Question

Arrange according to the order of stability.
$\text{ 3}{{\text{d}}^{\text{5}}}\text{ }$ , $\text{ 4}{{\text{d}}^{\text{5}}}\text{ }$, $\text{ 3}{{\text{d}}^{10}}\text{ }$, $\text{ 4}{{\text{d}}^{10}}\text{ }$

Answer 1

The stability of orbitals depends on the number of electrons present in the orbitals. There are two possibilities for orbitals to attain stability. Half-filled orbitals and full filled orbitals are stable as compared to any other arrangement of an electron in the orbitals. We are also well familiar with that the stability of the orbital or elements is inversely related to the energy. Higher energy less is stability.
$\text{ Stability}\propto \dfrac{1}{\text{Energy}}\text{ }$

Complete step by step answer:
An atom has a different shell, subshell, and orbitals. Electrons in the atoms are well distributed among this shell. All elements lean towards stability. The stability of an orbital in an element depends on the electrons in the orbital.
Orbitals attain stability if orbitals are:

1. Filled orbitals:
   Filled orbitals have filled orbitals. For example, the s orbitals contain the two electrons, p orbitals contain the 6 electrons, d subshell holds on 10 electrons, and f orbitals on 14. This is the complete filled orbitals, where each suborbital contains two electrons int. As they are filled, they do not undergo the loss or gain of electrons and thus elements with the filled orbitals are unreactive. For example, noble gases.
   
2. Half-filled orbitals:
   Half-filled orbitals in which each sub orbitals contains a single electron. For example, p orbitals contain the 3 electrons, d will hold on 5 electrons, and f will contain the 7 electrons. The half-filled orbitals are stable because here each orbital contains a single electron and thus symmetric. Do not readily react easily.
   
   We have to find out the order of stability of the orbitals.
   According to the Aufbau principle, the electron is filled in the atomic orbitals such that the lower orbital is filled first followed by the higher energy orbitals. According to the Aufbau energy trend diagram, the $\text{ 3d }$ orbitals are lower energy followed by the $\text{ 4d }$ orbital. We know that,
   $\text{ Stability}\propto \dfrac{1}{\text{Energy}}\text{ }$
   Therefore, $\text{ 3d }$have more stability than the $\text{ 4d }$orbitals.
   Full filled orbitals are more stable than half-filled orbitals.

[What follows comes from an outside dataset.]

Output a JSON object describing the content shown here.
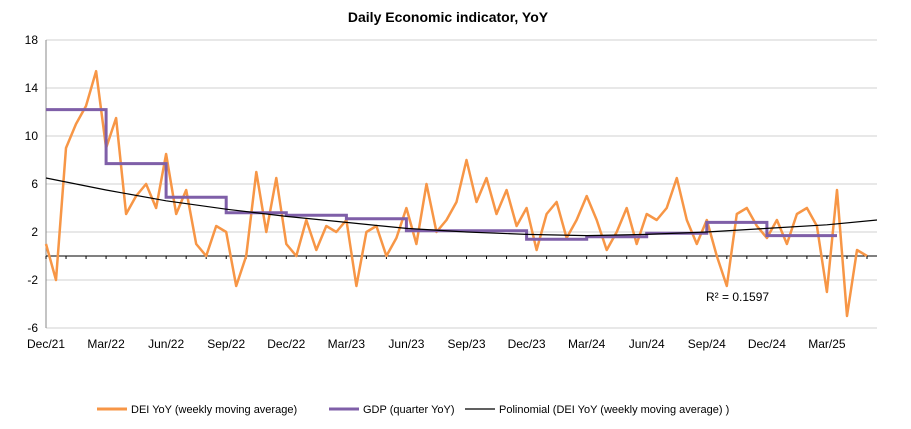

The order of stability of the orbitals is maximum for 3 orbitals and then for 4 orbitals. The order is given as follows,
$\text{ 4}{{\text{d}}^{\text{5}}}\text{ }<\text{ 4}{{\text{d}}^{\text{10}}}\text{ }<\text{ 3}{{\text{d}}^{\text{5}}}\text{ }<\text{ 3}{{\text{d}}^{\text{10}}}\text{ }$.

Note: The stability of full filled and half-filled orbitals is explained based on the total angular spin momentum of an orbital. Let’s take an example of p orbitals.
A) Half-filled p –orbitals:
p orbitals Have three electrons (let's consider all orbitals have parallel spins) then it is not completely stable.

B) Full-filled p-orbitals: p orbitals contained the 6 electrons, which have the opposite spin. Positive spins cancel out the negative spin and thus net spin is zero and thus fulfilled orbitals are more stable.